Alamosa City Manager Heather Brooks told the council she and City Attorney Erich Schwiesow spoke with a representative from the ACLU on Tuesday, the first time that ACLU had reached out to the city during this process. Brooks said she and Schwiesow made it clear during the conversation that they would not engage in a casual conversation with ACLU in light of the possibility that ACLU might bring litigation against the city at some point.

“We want to work with them, hear what they have to say, but we also need to make sure we are protecting the city as well,” Brooks said.

She said ACLU shared more information, case law and “best practices.”

Schwiesow said he sent privileged communication to the council afterwards, which he could not talk about publicly, “but in general the conversation was digging a little deeper into points raised in the report.”

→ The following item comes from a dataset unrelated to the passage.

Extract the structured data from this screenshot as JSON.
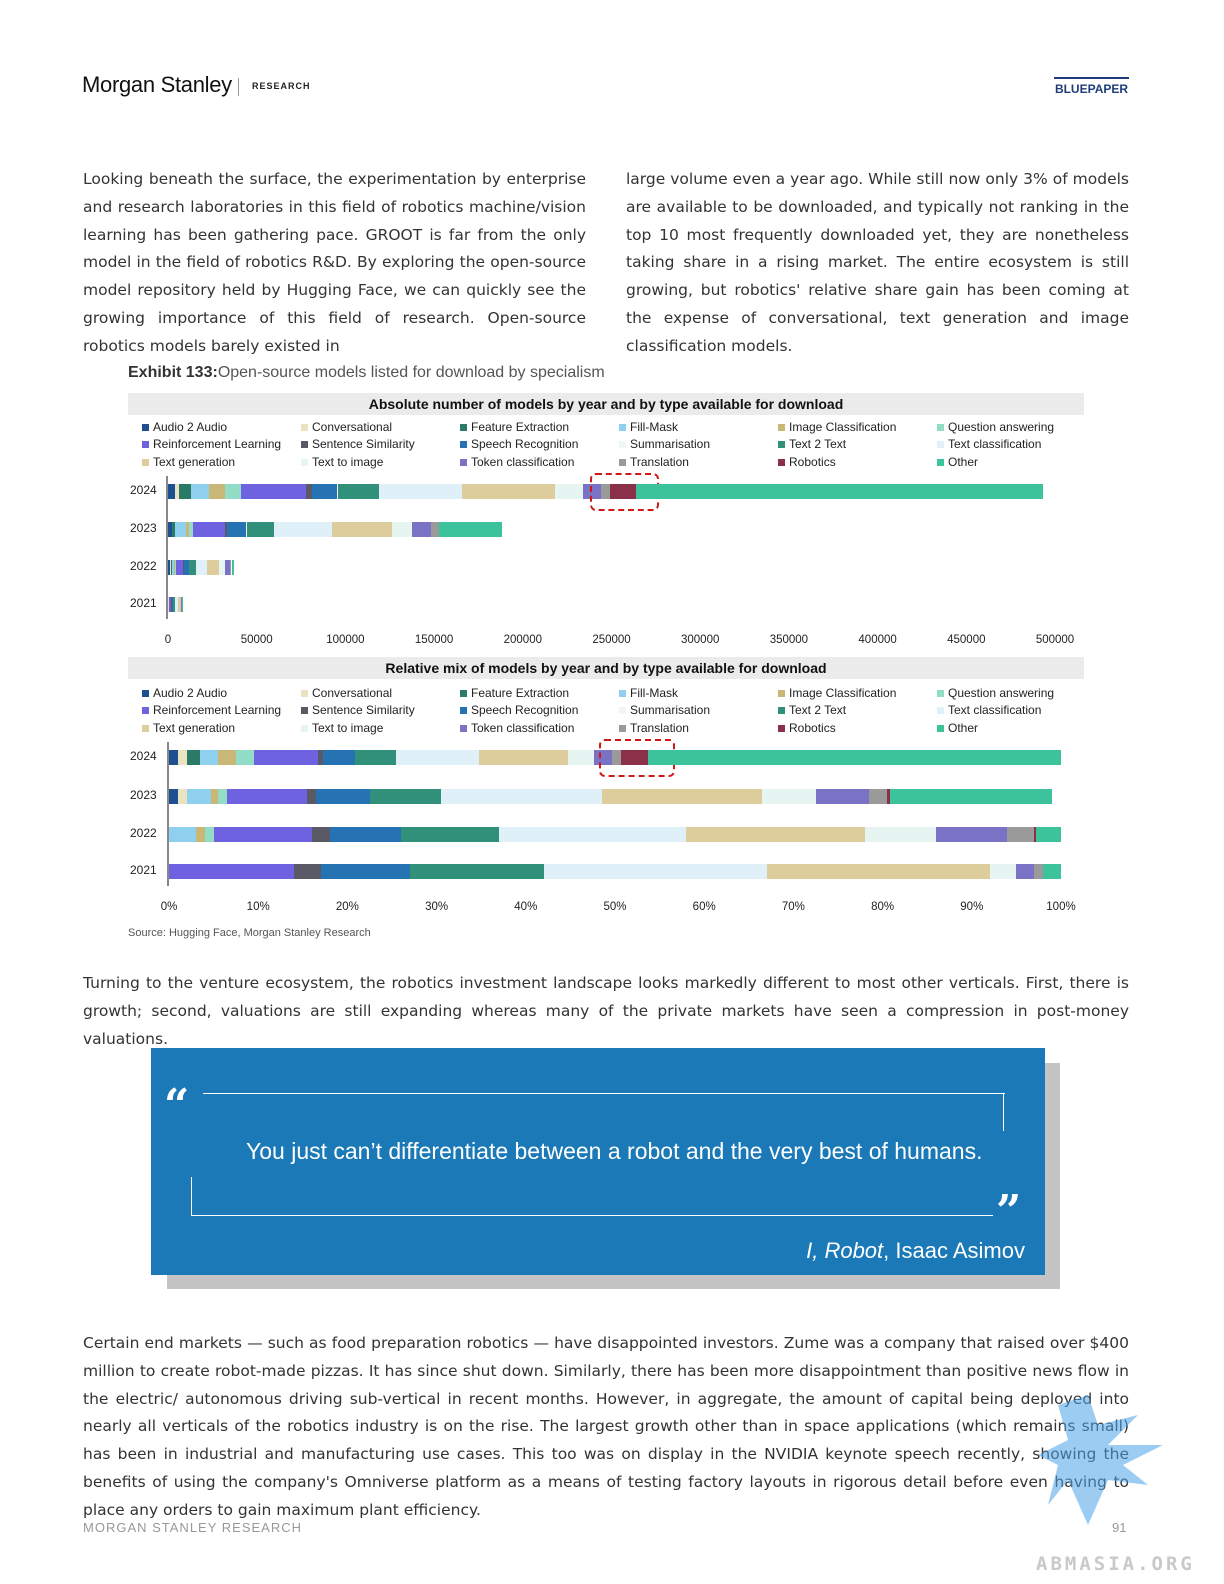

When Councilor Liz Thomas Hensley asked if the staff asked ACLU why they took the stand they did and had not come to the city before releasing the report, Brooks said, “I can’t speak for the ACLU. My impression based on the conversation, I did not get a sense that they felt there was anything in accurate in their report and the way they handled it was inappropriate, but we did not specifically ask them that question.”

The city council and staff will hold more work sessions to discuss proposed changes for the court and the council’s direction and philosophy going forward.